With spring in the air (okay, maybe not literally–what is it with the never ending winter this year?–but it’s coming, I just know it), this is as good a time as any to try out some raw recipes. Besides, raw foods are ideal for those of us who plan to detox around this time of year–and I’ve decided that I really need to detox. How much do I need a cleanse right now? In a show of hands, I’d have to throw in not just my hand, but probably the whole deck. Yep, a cleanse is definitely in order for this gal.
(“Mum, you don’t think we need a cleanse, do you? Because, you know, we go swimming at least once a week in the pond, so that keeps us cleansed, doesn’t it?. On the other hand, if you want to throw a little raw food our way, we’re all for it!’)
[Raw Asparagus, Romaine and Grapefruit Salad–who knew?]
Most days, I aim for something raw at each meal, but that wasn’t always the case. In fact, I didn’t discover the joy of raw foods until I was in nutrition school, during the “Alternative Diets” course. The entire class was inspired by our prof, Miss Serenity (in opposition to my friends and me, collectively Misses Anxiety, Dissatisfaction, Self-Doubt, Insecurity, Impatience, Grumpy and Sleepy). Miss Serenity was, herself, a raw foodist, and we all wanted to be like her.
Miss Serenity was the image of radiant health, with a strong, toned physique, luxurious hair the color of milk chocolate and the whitest smile I’ve ever seen; she was also the polar opposite of the stereotypical “vegan.” Her skin shone with the pink glow of iron and oxygen-rich blood, she guffawed with great glee and was the last person one would consider “stuffy” or “preachy.” Yet she also taught yoga and meditated every day, she grew her own wheat grass and she owned a house painted in bold colors of the seven chakras. As soon as she announced that she was teaching a “Raw Foods Fundamentals” course in her home, I signed up.
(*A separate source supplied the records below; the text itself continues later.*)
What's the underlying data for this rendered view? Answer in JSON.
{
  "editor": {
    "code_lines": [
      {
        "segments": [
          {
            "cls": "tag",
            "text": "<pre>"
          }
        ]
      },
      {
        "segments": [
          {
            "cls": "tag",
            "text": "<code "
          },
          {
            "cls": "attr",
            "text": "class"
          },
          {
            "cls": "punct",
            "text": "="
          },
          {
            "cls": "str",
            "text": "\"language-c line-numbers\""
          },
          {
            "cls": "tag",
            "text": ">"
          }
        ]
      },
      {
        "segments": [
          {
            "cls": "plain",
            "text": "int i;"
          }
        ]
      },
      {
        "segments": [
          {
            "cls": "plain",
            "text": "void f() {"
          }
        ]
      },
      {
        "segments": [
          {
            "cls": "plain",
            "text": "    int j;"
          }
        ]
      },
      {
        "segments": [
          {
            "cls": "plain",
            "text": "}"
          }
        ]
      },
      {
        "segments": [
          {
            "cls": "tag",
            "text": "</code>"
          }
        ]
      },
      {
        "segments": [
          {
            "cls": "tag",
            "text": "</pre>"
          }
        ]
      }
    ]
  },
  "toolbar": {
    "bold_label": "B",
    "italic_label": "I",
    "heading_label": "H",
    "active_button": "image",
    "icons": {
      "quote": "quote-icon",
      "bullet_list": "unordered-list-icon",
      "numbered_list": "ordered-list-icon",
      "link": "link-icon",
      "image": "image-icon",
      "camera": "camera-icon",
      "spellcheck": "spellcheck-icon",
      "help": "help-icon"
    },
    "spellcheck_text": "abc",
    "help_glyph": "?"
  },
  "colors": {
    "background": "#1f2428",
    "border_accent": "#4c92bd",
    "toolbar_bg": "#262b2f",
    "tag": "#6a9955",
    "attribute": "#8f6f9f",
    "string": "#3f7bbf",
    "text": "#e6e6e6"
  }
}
Because of Miss Serenity, I decided to “go raw” for a month. As a full-time student, I had the luxury to prepare all my food from scratch and could spend hours chopping, grating, puréeing, blending, processing, soaking, and juicing as I made recipe after recipe from Miss Serenity’s cookbook. The food was delicious, but ultimately I abandoned the idea–I just didn’t have 2-3 extra hours a day to devote to food prep.
Since then, I’ve discovered that “uncooking” need not take exorbitant amounts of time. The “original” raw foods–fruits and vegetables, raw nuts and seeds–can be eaten out of hand, exactly as they are the instant you pick them or shell them. Somewhere between fresh-picked and three-hour prep is a happy medium: a bit of chopping, perhaps some peeling or prepping, along with fewer ingredients or foods eaten fresh and whole. (Even Miss Serenity occasionally brought a “mono-meal” for her lunch: we’d watch, mesmerized, as she peeled and ate 4-5 mangoes at a sitting–and nothing else for that meal).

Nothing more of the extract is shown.